Un esecutivo nel quale, in ogni caso, i generali occuperanno di diritto le importanti poltrone dei ministeri dell’interno, della difesa e degli affari di frontiera, godendo inoltre di un veto capace di rendere estremamente complessa, se non impossibile, la riforma della costituzione che San Suu Kyi ha promesso di realizzare. Senza contare che la stessa carta fondamentale prevede che nessun cittadino sposato o con figli stranieri possa diventare presidente, escludendo quindi dalla corsa alla presidenza la leader democratica, il cui defunto marito era di nazionalità britannica.

In questo contesto il risultato del voto potrebbe essere influenzato in maniera significativa dalle preferenze espresse dalle numerosissime minoranze etniche presenti in un paese con una popolazione di oltre 53 milioni di persone divisa in più di 130 etnie. Una frammentazione che fa rima con complessità e che potrebbe richiedere alla Lnd non pochi compromessi per l’esercizio del potere.

Proprio come accaduto con il crescente nazionalismo buddista, sempre più diffuso in Myanmar, dove l’80-90 per cento degli abitanti è fedele agli insegnamenti di «Colui che si è risvegliato» e dove è in costante aumento il numero di persone che considera giustificata la «caccia al musulmano» portata avanti dal Ma Ba Tha, o Associazione patriottica del Myanmar, e dal gruppo islamofobo Movimento 969.

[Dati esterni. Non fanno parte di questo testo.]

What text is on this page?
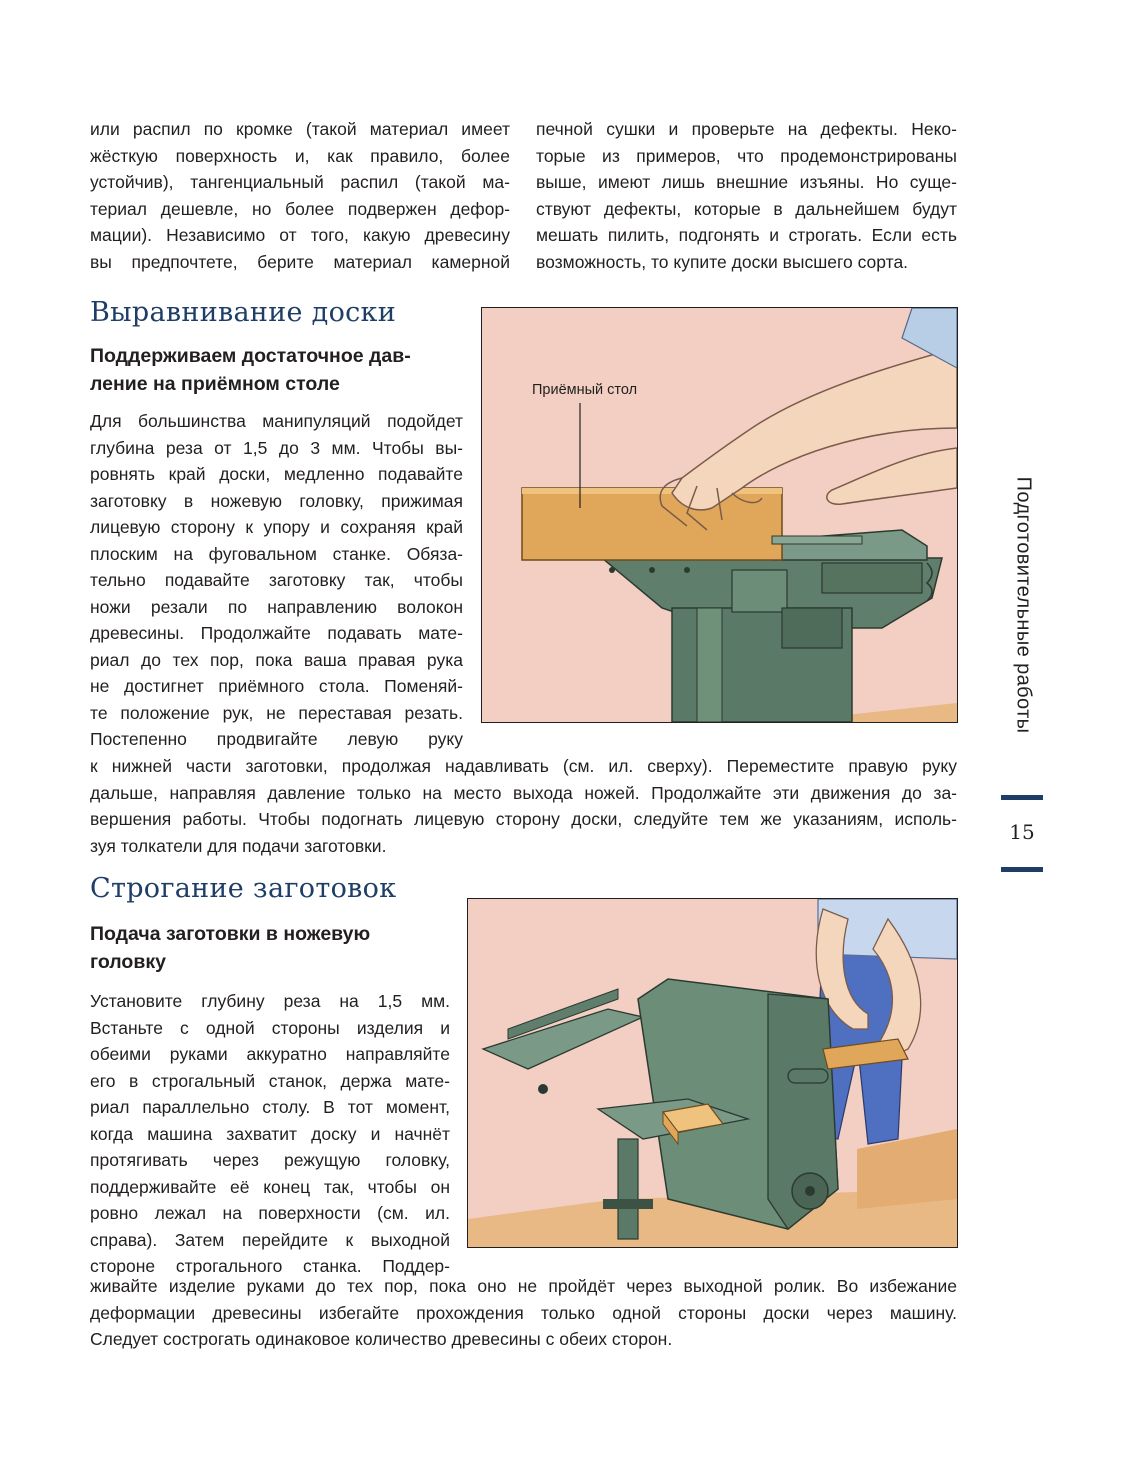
или распил по кромке (такой материал имеет
жёсткую поверхность и, как правило, более
устойчив), тангенциальный распил (такой ма-
териал дешевле, но более подвержен дефор-
мации). Независимо от того, какую древесину
вы предпочтете, берите материал камерной
печной сушки и проверьте на дефекты. Неко-
торые из примеров, что продемонстрированы
выше, имеют лишь внешние изъяны. Но суще-
ствуют дефекты, которые в дальнейшем будут
мешать пилить, подгонять и строгать. Если есть
возможность, то купите доски высшего сорта.
Выравнивание доски
Поддерживаем достаточное дав-
ление на приёмном столе
Для большинства манипуляций подойдет
глубина реза от 1,5 до 3 мм. Чтобы вы-
ровнять край доски, медленно подавайте
заготовку в ножевую головку, прижимая
лицевую сторону к упору и сохраняя край
плоским на фуговальном станке. Обяза-
тельно подавайте заготовку так, чтобы
ножи резали по направлению волокон
древесины. Продолжайте подавать мате-
риал до тех пор, пока ваша правая рука
не достигнет приёмного стола. Поменяй-
те положение рук, не переставая резать.
Постепенно продвигайте левую руку
к нижней части заготовки, продолжая надавливать (см. ил. сверху). Переместите правую руку
дальше, направляя давление только на место выхода ножей. Продолжайте эти движения до за-
вершения работы. Чтобы подогнать лицевую сторону доски, следуйте тем же указаниям, исполь-
зуя толкатели для подачи заготовки.
Приёмный стол
Строгание заготовок
Подача заготовки в ножевую
головку
Установите глубину реза на 1,5 мм.
Встаньте с одной стороны изделия и
обеими руками аккуратно направляйте
его в строгальный станок, держа мате-
риал параллельно столу. В тот момент,
когда машина захватит доску и начнёт
протягивать через режущую головку,
поддерживайте её конец так, чтобы он
ровно лежал на поверхности (см. ил.
справа). Затем перейдите к выходной
стороне строгального станка. Поддер-
живайте изделие руками до тех пор, пока оно не пройдёт через выходной ролик. Во избежание
деформации древесины избегайте прохождения только одной стороны доски через машину.
Следует сострогать одинаковое количество древесины с обеих сторон.
Подготовительные работы
15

Pur sottolineando la necessità di affrontare con urgenza la questione delle minoranze, la Lega ha preferito seguire la strada del rivale, escludendo dalle sue liste qualsiasi candidato musulmano. Una scelta giustificata come realpolitik dai vertici del partito ma che ha attirato non poche critiche.

Da ultimo la Lega nazionale per la democrazia dovrà fare i conti con l’elezione del presidente del Myanmar, prevista non prima di gennaio. Il sistema in vigore prevede che la camera alta, la camera bassa e alcuni membri non eletti dell’esercito esprimano un candidato a testa. I tre sono quindi votati nel corso di una sessione congiunta del Parlamento. Vista l’esclusione di San Suu Kyi sono in molti a chiedersi chi sarà il candidato della Lega.

Un interrogativo che al momento non ha ancora trovato risposta, sebbene la leader abbia comunque sottolineato che «non è necessario sedere su una poltrona per prendere decisioni».

[Foto credit: ibtimes.co.uk]

*Paolo Tosatti è laureato in Scienze politiche all’università “La Sapienza” di Roma, dove ha anche conseguito un master in Diritto internazionale, ha studiato giornalismo alla Fondazione internazionale Lelio Basso. Lavora come giornalista nel quotidiano Terra.